Clustering Google Display Placements Using Tf-Idf + KMeans

You can group display placements together based on their website content and judge elements even with low sample sizes. This will help you detect the good and bad performing ones and make adjustments.

Grouping display placements together based on their website content uncovers very well performing clusters along with some poor ones. The problem we solve with an approach like this lets us handle and judge elements with low sample size. By grouping together elements of the same nature, we suddenly have big numbers, and we can run actions like blocking placements or adding positive patterns to our managed placement list.

Clustering Google Display Placements Using Tf-Idf + KMeans

For our solution, we need this:

  • A large list of placement URLs out of Google Ads.
  • Python code for scraping all websites—putting all extracted words/n-grams in a vector space and build Tf-Idf matrix. Instead of text, we have a vector now that describes the web page. Now we can easily run some computations.
  • Run kmeans clustering on Tf-Idf matrix.
  • Visualize clusters with word clouds.
  • Join performance data to every cluster.
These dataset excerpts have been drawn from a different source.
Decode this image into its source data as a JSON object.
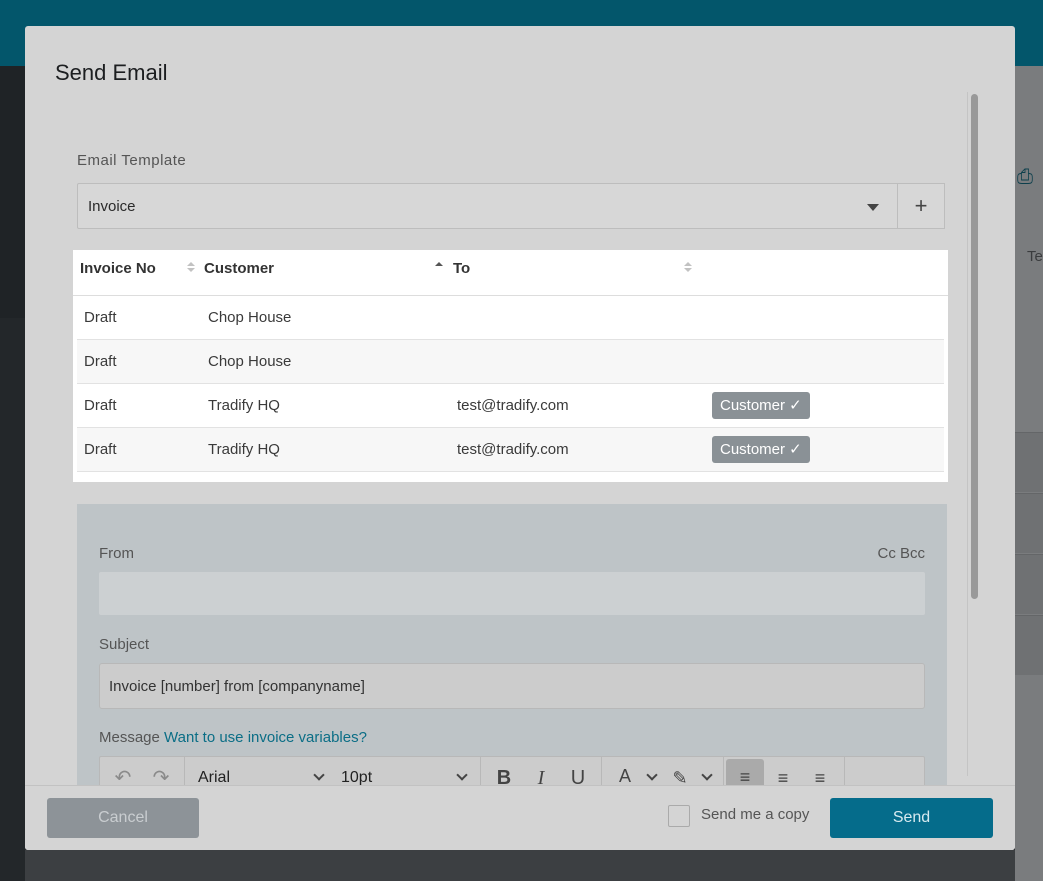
{
  "dialog": {
    "title": "Send Email"
  },
  "template": {
    "label": "Email Template",
    "selected": "Invoice",
    "add_label": "+"
  },
  "table": {
    "columns": [
      "Invoice No",
      "Customer",
      "To",
      ""
    ],
    "sort": {
      "column": "Customer",
      "direction": "ascending"
    },
    "rows": [
      {
        "invoice_no": "Draft",
        "customer": "Chop House",
        "to": "",
        "badge": ""
      },
      {
        "invoice_no": "Draft",
        "customer": "Chop House",
        "to": "",
        "badge": ""
      },
      {
        "invoice_no": "Draft",
        "customer": "Tradify HQ",
        "to": "test@tradify.com",
        "badge": "Customer ✓"
      },
      {
        "invoice_no": "Draft",
        "customer": "Tradify HQ",
        "to": "test@tradify.com",
        "badge": "Customer ✓"
      }
    ]
  },
  "email": {
    "from_label": "From",
    "cc_bcc_label": "Cc Bcc",
    "from_value": "",
    "subject_label": "Subject",
    "subject_value": "Invoice [number] from [companyname]",
    "message_label": "Message",
    "variables_link": "Want to use invoice variables?"
  },
  "editor_toolbar": {
    "undo_icon": "undo-icon",
    "redo_icon": "redo-icon",
    "font_family": "Arial",
    "font_size": "10pt",
    "bold": "B",
    "italic": "I",
    "underline": "U",
    "text_color_glyph": "A",
    "highlight_icon": "highlighter-icon",
    "align": [
      "align-left-icon",
      "align-center-icon",
      "align-right-icon"
    ],
    "active_align": "left"
  },
  "footer": {
    "cancel_label": "Cancel",
    "send_copy_label": "Send me a copy",
    "send_copy_checked": false,
    "send_label": "Send"
  },
  "background": {
    "tab_text": "Te"
  },
  "colors": {
    "primary": "#056c8b",
    "link": "#0b6e86",
    "badge": "#8a9196",
    "topbar": "#03566b"
  }
}
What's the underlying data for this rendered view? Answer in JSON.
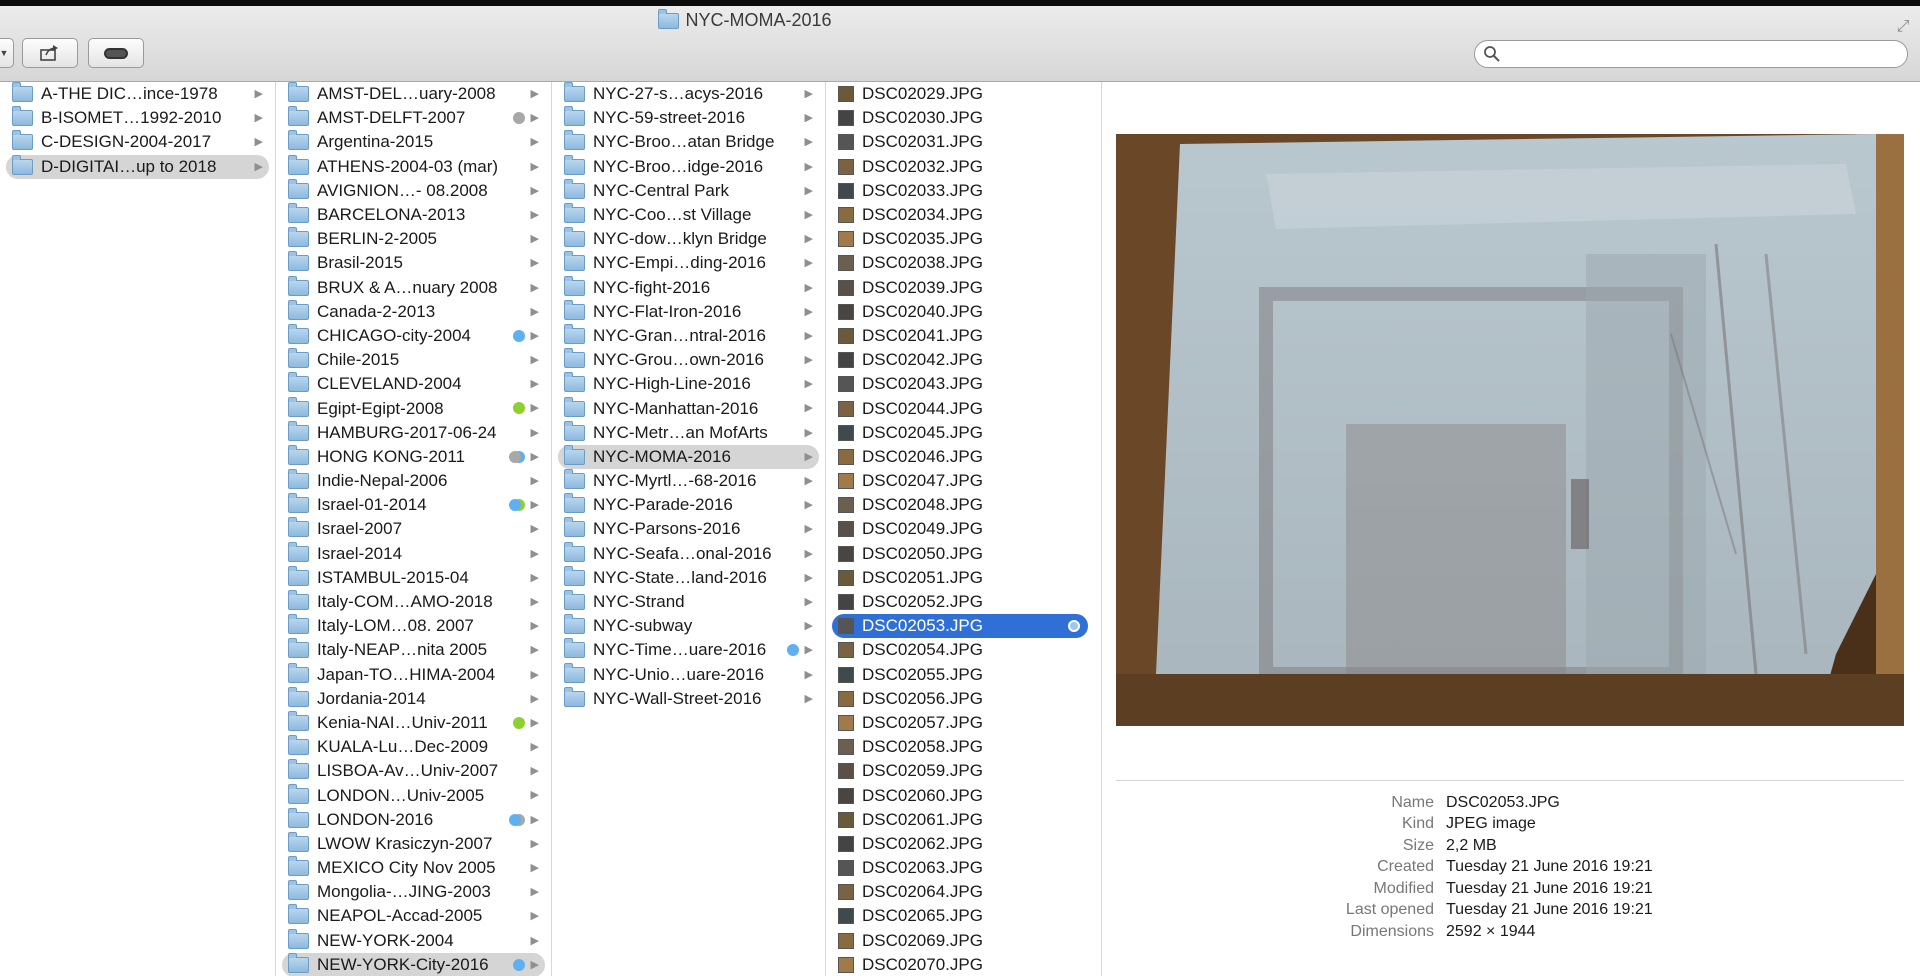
{
  "window": {
    "title": "NYC-MOMA-2016"
  },
  "search": {
    "placeholder": ""
  },
  "columns": {
    "c1": [
      {
        "label": "A-THE DIC…ince-1978"
      },
      {
        "label": "B-ISOMET…1992-2010"
      },
      {
        "label": "C-DESIGN-2004-2017"
      },
      {
        "label": "D-DIGITAI…up to 2018",
        "selected": true
      }
    ],
    "c2": [
      {
        "label": "AMST-DEL…uary-2008"
      },
      {
        "label": "AMST-DELFT-2007",
        "tags": [
          "#a8a8a8"
        ]
      },
      {
        "label": "Argentina-2015"
      },
      {
        "label": "ATHENS-2004-03 (mar)"
      },
      {
        "label": "AVIGNION…- 08.2008"
      },
      {
        "label": "BARCELONA-2013"
      },
      {
        "label": "BERLIN-2-2005"
      },
      {
        "label": "Brasil-2015"
      },
      {
        "label": "BRUX & A…nuary 2008"
      },
      {
        "label": "Canada-2-2013"
      },
      {
        "label": "CHICAGO-city-2004",
        "tags": [
          "#5fb0f0"
        ]
      },
      {
        "label": "Chile-2015"
      },
      {
        "label": "CLEVELAND-2004"
      },
      {
        "label": "Egipt-Egipt-2008",
        "tags": [
          "#8fd030"
        ]
      },
      {
        "label": "HAMBURG-2017-06-24"
      },
      {
        "label": "HONG KONG-2011",
        "tags": [
          "#5fb0f0",
          "#a8a8a8"
        ]
      },
      {
        "label": "Indie-Nepal-2006"
      },
      {
        "label": "Israel-01-2014",
        "tags": [
          "#8fd030",
          "#5fb0f0"
        ]
      },
      {
        "label": "Israel-2007"
      },
      {
        "label": "Israel-2014"
      },
      {
        "label": "ISTAMBUL-2015-04"
      },
      {
        "label": "Italy-COM…AMO-2018"
      },
      {
        "label": "Italy-LOM…08. 2007"
      },
      {
        "label": "Italy-NEAP…nita 2005"
      },
      {
        "label": "Japan-TO…HIMA-2004"
      },
      {
        "label": "Jordania-2014"
      },
      {
        "label": "Kenia-NAI…Univ-2011",
        "tags": [
          "#8fd030"
        ]
      },
      {
        "label": "KUALA-Lu…Dec-2009"
      },
      {
        "label": "LISBOA-Av…Univ-2007"
      },
      {
        "label": "LONDON…Univ-2005"
      },
      {
        "label": "LONDON-2016",
        "tags": [
          "#a8a8a8",
          "#5fb0f0"
        ]
      },
      {
        "label": "LWOW Krasiczyn-2007"
      },
      {
        "label": "MEXICO City Nov 2005"
      },
      {
        "label": "Mongolia-…JING-2003"
      },
      {
        "label": "NEAPOL-Accad-2005"
      },
      {
        "label": "NEW-YORK-2004"
      },
      {
        "label": "NEW-YORK-City-2016",
        "tags": [
          "#5fb0f0"
        ],
        "selected": true
      }
    ],
    "c3": [
      {
        "label": "NYC-27-s…acys-2016"
      },
      {
        "label": "NYC-59-street-2016"
      },
      {
        "label": "NYC-Broo…atan Bridge"
      },
      {
        "label": "NYC-Broo…idge-2016"
      },
      {
        "label": "NYC-Central Park"
      },
      {
        "label": "NYC-Coo…st Village"
      },
      {
        "label": "NYC-dow…klyn Bridge"
      },
      {
        "label": "NYC-Empi…ding-2016"
      },
      {
        "label": "NYC-fight-2016"
      },
      {
        "label": "NYC-Flat-Iron-2016"
      },
      {
        "label": "NYC-Gran…ntral-2016"
      },
      {
        "label": "NYC-Grou…own-2016"
      },
      {
        "label": "NYC-High-Line-2016"
      },
      {
        "label": "NYC-Manhattan-2016"
      },
      {
        "label": "NYC-Metr…an MofArts"
      },
      {
        "label": "NYC-MOMA-2016",
        "selected": true
      },
      {
        "label": "NYC-Myrtl…-68-2016"
      },
      {
        "label": "NYC-Parade-2016"
      },
      {
        "label": "NYC-Parsons-2016"
      },
      {
        "label": "NYC-Seafa…onal-2016"
      },
      {
        "label": "NYC-State…land-2016"
      },
      {
        "label": "NYC-Strand"
      },
      {
        "label": "NYC-subway"
      },
      {
        "label": "NYC-Time…uare-2016",
        "tags": [
          "#5fb0f0"
        ]
      },
      {
        "label": "NYC-Unio…uare-2016"
      },
      {
        "label": "NYC-Wall-Street-2016"
      }
    ],
    "c4": [
      "DSC02029.JPG",
      "DSC02030.JPG",
      "DSC02031.JPG",
      "DSC02032.JPG",
      "DSC02033.JPG",
      "DSC02034.JPG",
      "DSC02035.JPG",
      "DSC02038.JPG",
      "DSC02039.JPG",
      "DSC02040.JPG",
      "DSC02041.JPG",
      "DSC02042.JPG",
      "DSC02043.JPG",
      "DSC02044.JPG",
      "DSC02045.JPG",
      "DSC02046.JPG",
      "DSC02047.JPG",
      "DSC02048.JPG",
      "DSC02049.JPG",
      "DSC02050.JPG",
      "DSC02051.JPG",
      "DSC02052.JPG",
      "DSC02053.JPG",
      "DSC02054.JPG",
      "DSC02055.JPG",
      "DSC02056.JPG",
      "DSC02057.JPG",
      "DSC02058.JPG",
      "DSC02059.JPG",
      "DSC02060.JPG",
      "DSC02061.JPG",
      "DSC02062.JPG",
      "DSC02063.JPG",
      "DSC02064.JPG",
      "DSC02065.JPG",
      "DSC02069.JPG",
      "DSC02070.JPG"
    ],
    "c4_selected": "DSC02053.JPG"
  },
  "preview": {
    "info": [
      {
        "key": "Name",
        "value": "DSC02053.JPG"
      },
      {
        "key": "Kind",
        "value": "JPEG image"
      },
      {
        "key": "Size",
        "value": "2,2 MB"
      },
      {
        "key": "Created",
        "value": "Tuesday 21 June 2016 19:21"
      },
      {
        "key": "Modified",
        "value": "Tuesday 21 June 2016 19:21"
      },
      {
        "key": "Last opened",
        "value": "Tuesday 21 June 2016 19:21"
      },
      {
        "key": "Dimensions",
        "value": "2592 × 1944"
      }
    ]
  },
  "colors": {
    "selection_blue": "#3070d6",
    "selection_grey": "#d5d5d5",
    "folder_blue": "#8db9de"
  }
}
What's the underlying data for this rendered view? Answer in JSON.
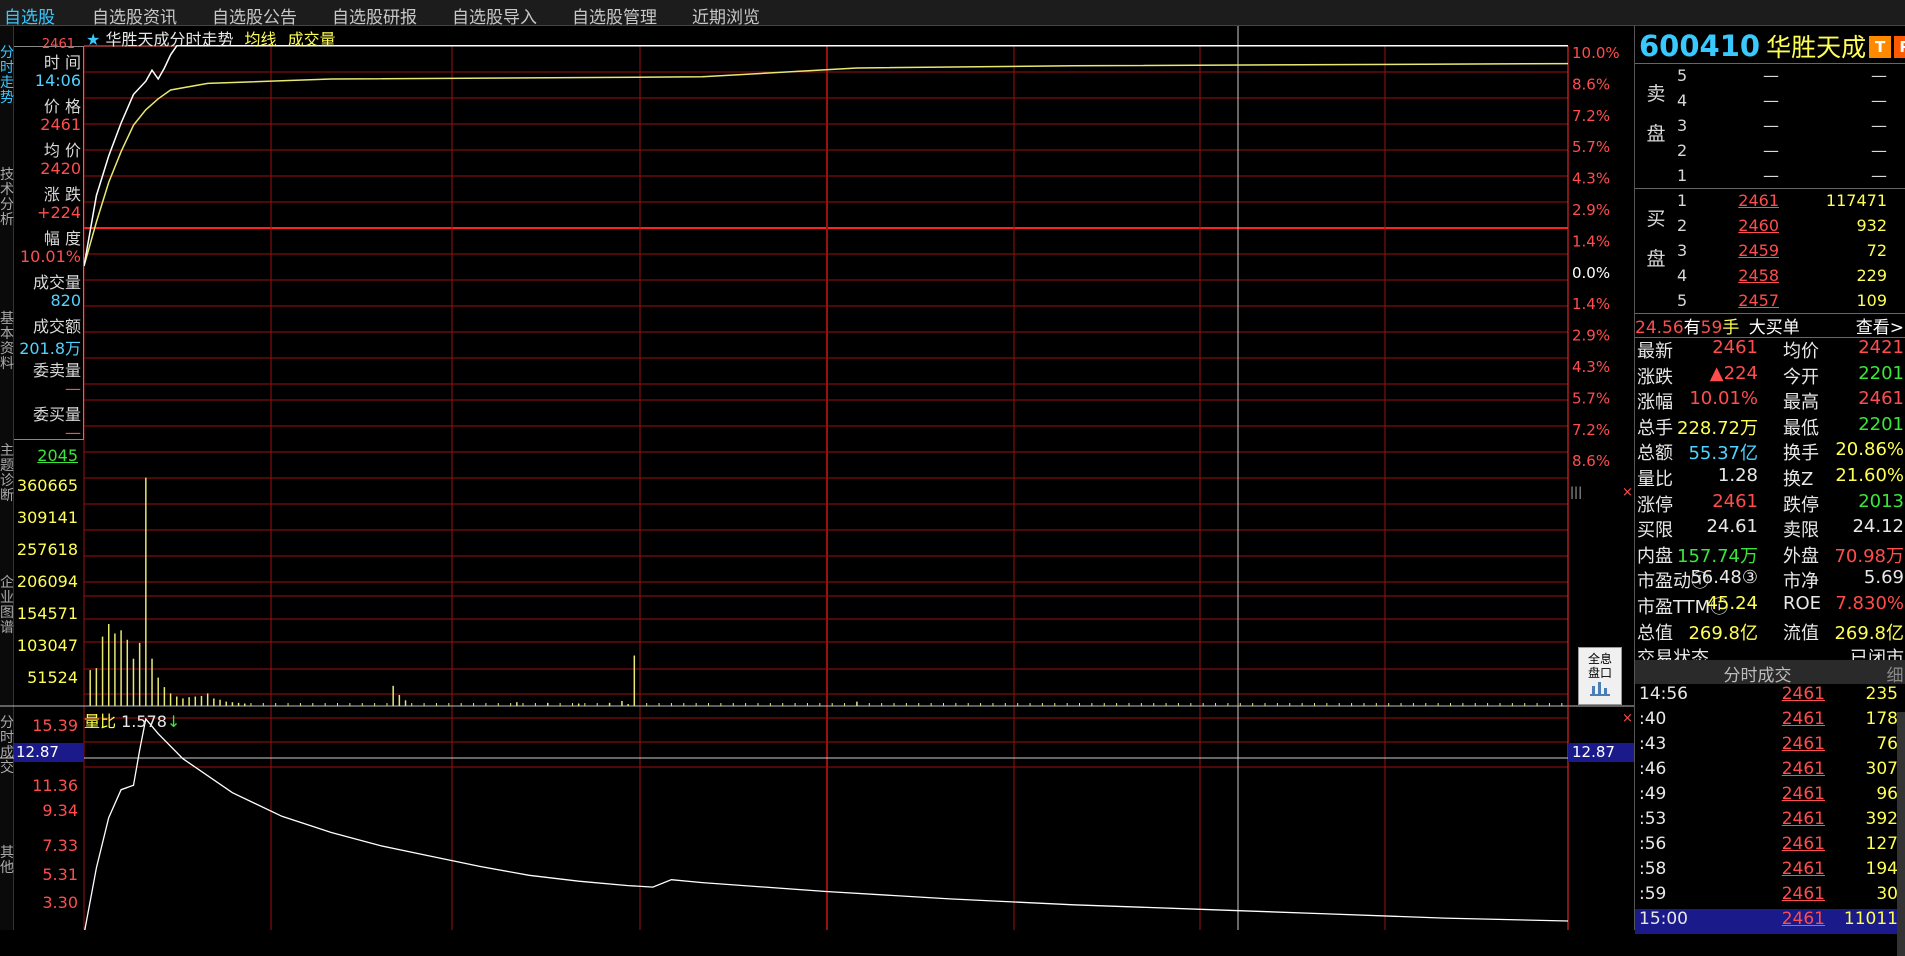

We had to play around with the number of clusters that make sense (and some other settings in the Tf-Idf Vectorizer) but after a short while we got four examples of clusters that had a poor performance after joining the Google Ads data. With that approach, it’s possible to scan hundreds of word clouds easily and maybe block them. If you have a problem with low sample sizes for your placements, you can also use the cluster performance (value per click) for estimating a good bid for your managed placement.